Aside from interacting with students from another country and immersing himself in the Chinese culture, one of Hill’s primary reasons for spending several months at NWAFU was to pursue research interests and establish connections with scientists at the prestigious National Key Laboratories, which receive funding and support from the Chinese government. While working in the country, Hill was able to travel to several research stations to examine projects dealing with issues such as water storage in soils, increasing water use efficiency for crop growth in dryland environments, and methods to reduce wind and water erosion.
Hill admits juggling the responsibilities that come with spending a semester abroad was not without challenges. In order to keep up with classes on both continents, he was literally teaching around the clock – finishing up with UMD students sometimes after 11 at night and then rising with the sun to prepare for his course offered early in the morning on NWAFU’s campus.

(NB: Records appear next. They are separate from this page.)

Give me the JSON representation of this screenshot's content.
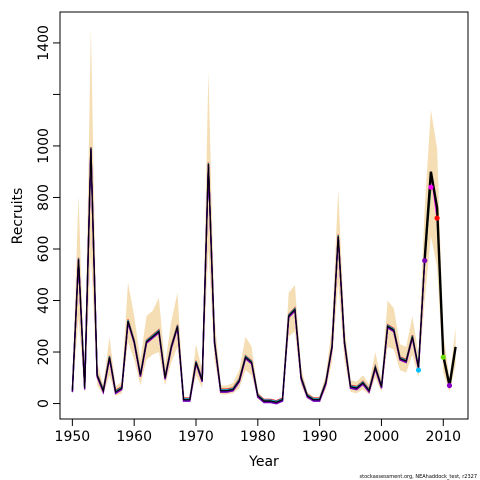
{
  "chart_data": {
    "type": "line",
    "xlabel": "Year",
    "ylabel": "Recruits",
    "xlim": [
      1948,
      2014
    ],
    "ylim": [
      -60,
      1520
    ],
    "x_ticks": [
      1950,
      1960,
      1970,
      1980,
      1990,
      2000,
      2010
    ],
    "y_ticks": [
      0,
      200,
      400,
      600,
      800,
      1000,
      1200,
      1400
    ],
    "y_tick_labels": [
      "0",
      "200",
      "400",
      "600",
      "800",
      "1000",
      "",
      "1400"
    ],
    "footnote": "stockassessment.org, NEAhaddock_test, r2327",
    "colors": {
      "band": "#f5deb3",
      "main": "#000000",
      "retro": [
        "#ff0000",
        "#00bfff",
        "#2e8b57",
        "#ff00ff",
        "#0000cd",
        "#7b00b4"
      ],
      "endpoints": [
        "#00bfff",
        "#7b00b4",
        "#ff00ff",
        "#ff0000",
        "#66dd00",
        "#8a00c8"
      ]
    },
    "years": [
      1950,
      1951,
      1952,
      1953,
      1954,
      1955,
      1956,
      1957,
      1958,
      1959,
      1960,
      1961,
      1962,
      1963,
      1964,
      1965,
      1966,
      1967,
      1968,
      1969,
      1970,
      1971,
      1972,
      1973,
      1974,
      1975,
      1976,
      1977,
      1978,
      1979,
      1980,
      1981,
      1982,
      1983,
      1984,
      1985,
      1986,
      1987,
      1988,
      1989,
      1990,
      1991,
      1992,
      1993,
      1994,
      1995,
      1996,
      1997,
      1998,
      1999,
      2000,
      2001,
      2002,
      2003,
      2004,
      2005,
      2006,
      2007,
      2008,
      2009,
      2010,
      2011,
      2012
    ],
    "recruits": [
      50,
      560,
      60,
      990,
      110,
      50,
      180,
      45,
      60,
      320,
      240,
      110,
      240,
      260,
      280,
      100,
      220,
      300,
      15,
      15,
      160,
      90,
      930,
      240,
      50,
      50,
      55,
      90,
      180,
      160,
      30,
      10,
      10,
      5,
      15,
      340,
      365,
      100,
      30,
      15,
      15,
      80,
      220,
      650,
      240,
      65,
      60,
      80,
      50,
      140,
      65,
      300,
      285,
      175,
      165,
      260,
      140,
      560,
      900,
      760,
      185,
      70,
      220
    ],
    "band_low": [
      40,
      330,
      40,
      580,
      70,
      35,
      110,
      30,
      40,
      240,
      170,
      70,
      170,
      190,
      200,
      70,
      160,
      220,
      10,
      10,
      110,
      60,
      600,
      170,
      35,
      35,
      40,
      60,
      130,
      110,
      20,
      6,
      6,
      3,
      10,
      260,
      280,
      70,
      20,
      10,
      10,
      55,
      160,
      470,
      170,
      45,
      40,
      55,
      35,
      100,
      45,
      220,
      210,
      130,
      120,
      190,
      100,
      400,
      650,
      530,
      120,
      45,
      150
    ],
    "band_high": [
      70,
      810,
      90,
      1460,
      160,
      70,
      260,
      65,
      85,
      470,
      340,
      170,
      340,
      360,
      410,
      150,
      320,
      430,
      25,
      25,
      230,
      130,
      1290,
      340,
      70,
      70,
      80,
      130,
      260,
      220,
      45,
      18,
      18,
      12,
      25,
      430,
      460,
      140,
      45,
      25,
      25,
      110,
      300,
      830,
      310,
      90,
      85,
      110,
      75,
      200,
      90,
      400,
      370,
      230,
      220,
      340,
      190,
      760,
      1140,
      990,
      270,
      100,
      295
    ],
    "retro_series": [
      {
        "end": 2006,
        "end_value": 130
      },
      {
        "end": 2007,
        "end_value": 555
      },
      {
        "end": 2008,
        "end_value": 840
      },
      {
        "end": 2009,
        "end_value": 720
      },
      {
        "end": 2010,
        "end_value": 180
      },
      {
        "end": 2011,
        "end_value": 70
      }
    ]
  }
}
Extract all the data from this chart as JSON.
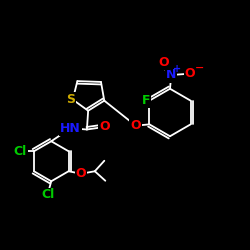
{
  "background": "#000000",
  "bond_color": "#ffffff",
  "bond_lw": 1.3,
  "S_color": "#ccaa00",
  "O_color": "#ff0000",
  "N_color": "#1a1aff",
  "F_color": "#00cc00",
  "Cl_color": "#00cc00",
  "NH_color": "#1a1aff",
  "xlim": [
    0,
    10
  ],
  "ylim": [
    0,
    10
  ]
}
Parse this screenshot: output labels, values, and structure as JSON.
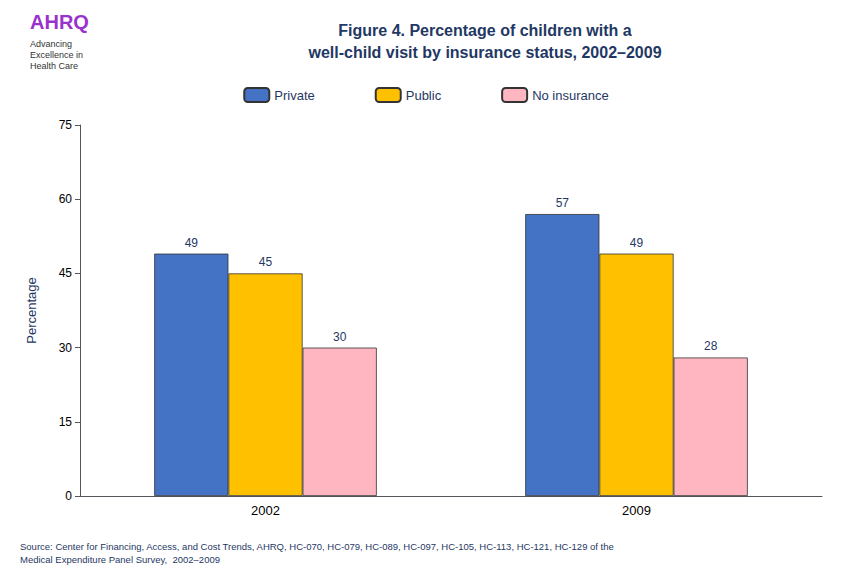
{
  "chart_data": {
    "type": "bar",
    "title": "Figure 4. Percentage of children with a\nwell-child visit by insurance status, 2002–2009",
    "y_label": "Percentage",
    "categories": [
      "2002",
      "2009"
    ],
    "series": [
      {
        "name": "Private",
        "color": "#4472C4",
        "values": [
          49,
          57
        ]
      },
      {
        "name": "Public",
        "color": "#FFC000",
        "values": [
          45,
          49
        ]
      },
      {
        "name": "No insurance",
        "color": "#FFB6C1",
        "values": [
          30,
          28
        ]
      }
    ],
    "ylim": [
      0,
      75
    ],
    "yticks": [
      0,
      15,
      30,
      45,
      60,
      75
    ],
    "grid": false,
    "legend": "top",
    "data_labels": true,
    "annotations": [
      "AHRQ",
      "Advancing\nExcellence in\nHealth Care",
      "Source: Center for Financing, Access, and Cost Trends, AHRQ, HC-070, HC-079, HC-089, HC-097, HC-105, HC-113, HC-121, HC-129 of the\nMedical Expenditure Panel Survey,  2002–2009"
    ]
  }
}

Communication difficulties also cropped up during the course Hill instructed remotely to students in Maryland. Although NWAFU has a reasonably fast internet connection during the daytime, it becomes bogged down in the evenings when students are out of class and logging on in larger numbers. The course Hill was teaching to UMD was delivered at 10 p.m. Chinese time and as a result, the internet connection often broke up or failed during Hill’s lectures. “They (UMD students) are not used to dealing with unreliable internet connections and they quickly lost patience,” Hill says. “There are definitely some bugs to be worked out.”

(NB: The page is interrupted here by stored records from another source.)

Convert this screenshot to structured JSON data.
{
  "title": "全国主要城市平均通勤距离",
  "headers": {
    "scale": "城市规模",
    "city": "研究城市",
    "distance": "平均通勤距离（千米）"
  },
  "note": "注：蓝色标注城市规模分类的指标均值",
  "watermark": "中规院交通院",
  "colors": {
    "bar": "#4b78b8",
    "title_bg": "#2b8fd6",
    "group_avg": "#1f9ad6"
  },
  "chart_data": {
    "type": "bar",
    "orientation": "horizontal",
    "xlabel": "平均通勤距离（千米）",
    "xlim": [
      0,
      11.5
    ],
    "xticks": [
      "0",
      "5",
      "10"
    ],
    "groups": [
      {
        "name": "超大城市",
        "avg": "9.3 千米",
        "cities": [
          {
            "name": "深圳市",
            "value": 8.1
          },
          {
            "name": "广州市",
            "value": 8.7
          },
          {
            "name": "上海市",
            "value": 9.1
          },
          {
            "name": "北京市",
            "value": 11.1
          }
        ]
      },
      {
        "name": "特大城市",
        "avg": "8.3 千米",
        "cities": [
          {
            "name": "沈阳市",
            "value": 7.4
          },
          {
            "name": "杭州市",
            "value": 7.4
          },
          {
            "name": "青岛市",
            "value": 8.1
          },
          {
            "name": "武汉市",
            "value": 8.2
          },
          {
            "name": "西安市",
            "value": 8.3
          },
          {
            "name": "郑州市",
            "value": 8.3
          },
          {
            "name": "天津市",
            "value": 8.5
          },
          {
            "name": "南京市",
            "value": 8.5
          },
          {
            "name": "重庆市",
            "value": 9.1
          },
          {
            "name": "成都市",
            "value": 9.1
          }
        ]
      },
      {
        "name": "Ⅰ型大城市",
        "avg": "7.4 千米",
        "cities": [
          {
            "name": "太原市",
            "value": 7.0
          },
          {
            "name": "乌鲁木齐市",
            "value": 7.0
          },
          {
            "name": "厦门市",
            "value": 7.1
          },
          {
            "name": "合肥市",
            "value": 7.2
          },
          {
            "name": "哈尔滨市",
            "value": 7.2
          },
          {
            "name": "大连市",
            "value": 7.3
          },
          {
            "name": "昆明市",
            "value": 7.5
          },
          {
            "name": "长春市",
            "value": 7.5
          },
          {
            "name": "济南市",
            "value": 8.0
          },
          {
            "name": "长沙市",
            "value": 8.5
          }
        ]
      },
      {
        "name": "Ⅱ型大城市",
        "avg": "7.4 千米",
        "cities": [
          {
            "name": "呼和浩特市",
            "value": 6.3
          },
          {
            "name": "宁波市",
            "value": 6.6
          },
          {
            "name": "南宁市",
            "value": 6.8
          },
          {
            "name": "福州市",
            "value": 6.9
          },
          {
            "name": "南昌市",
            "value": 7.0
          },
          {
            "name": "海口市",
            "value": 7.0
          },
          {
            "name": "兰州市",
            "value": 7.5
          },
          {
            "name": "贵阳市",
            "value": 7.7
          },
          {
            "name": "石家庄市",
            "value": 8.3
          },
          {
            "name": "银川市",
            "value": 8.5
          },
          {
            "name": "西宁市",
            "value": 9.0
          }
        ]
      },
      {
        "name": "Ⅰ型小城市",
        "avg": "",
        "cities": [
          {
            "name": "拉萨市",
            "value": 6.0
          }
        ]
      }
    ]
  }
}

Before spending the fall at NWAFU, Hill had only traveled to China twice before for fairly brief visits. Relocating to the country for several months created logistical obstacles he hadn’t anticipated. For example, when Hurricane Sandy was approaching the East Coast of the United States, all Hill could do was hope his house would hold up. “I wasn’t sure what would happen during the storm and I was totally helpless to do anything about it,” he says. “Simple things can become big problems when you’re so far away.”
Fortunately Hill’s home survived the storm unscathed and despite the various stumbling blocks, he says he found his overall instructing abroad experience rewarding and would be open to doing it again. “When you go for a very short period of time, you don’t get much exposure to the culture where as if you stay longer you become more integrated and gain a better understanding of the culture and the students and the way they do business, their education system,” Hill says.
For students under his tutelage in both the United States and China, Hill’s efforts allowed them to bridge the gap between their two cultures without ever having to leave home. “It was maybe my favorite class I’ve ever taken here and I think (Professor Hill) is a great person to be doing this,” says Russo. “To me he’s just so American.”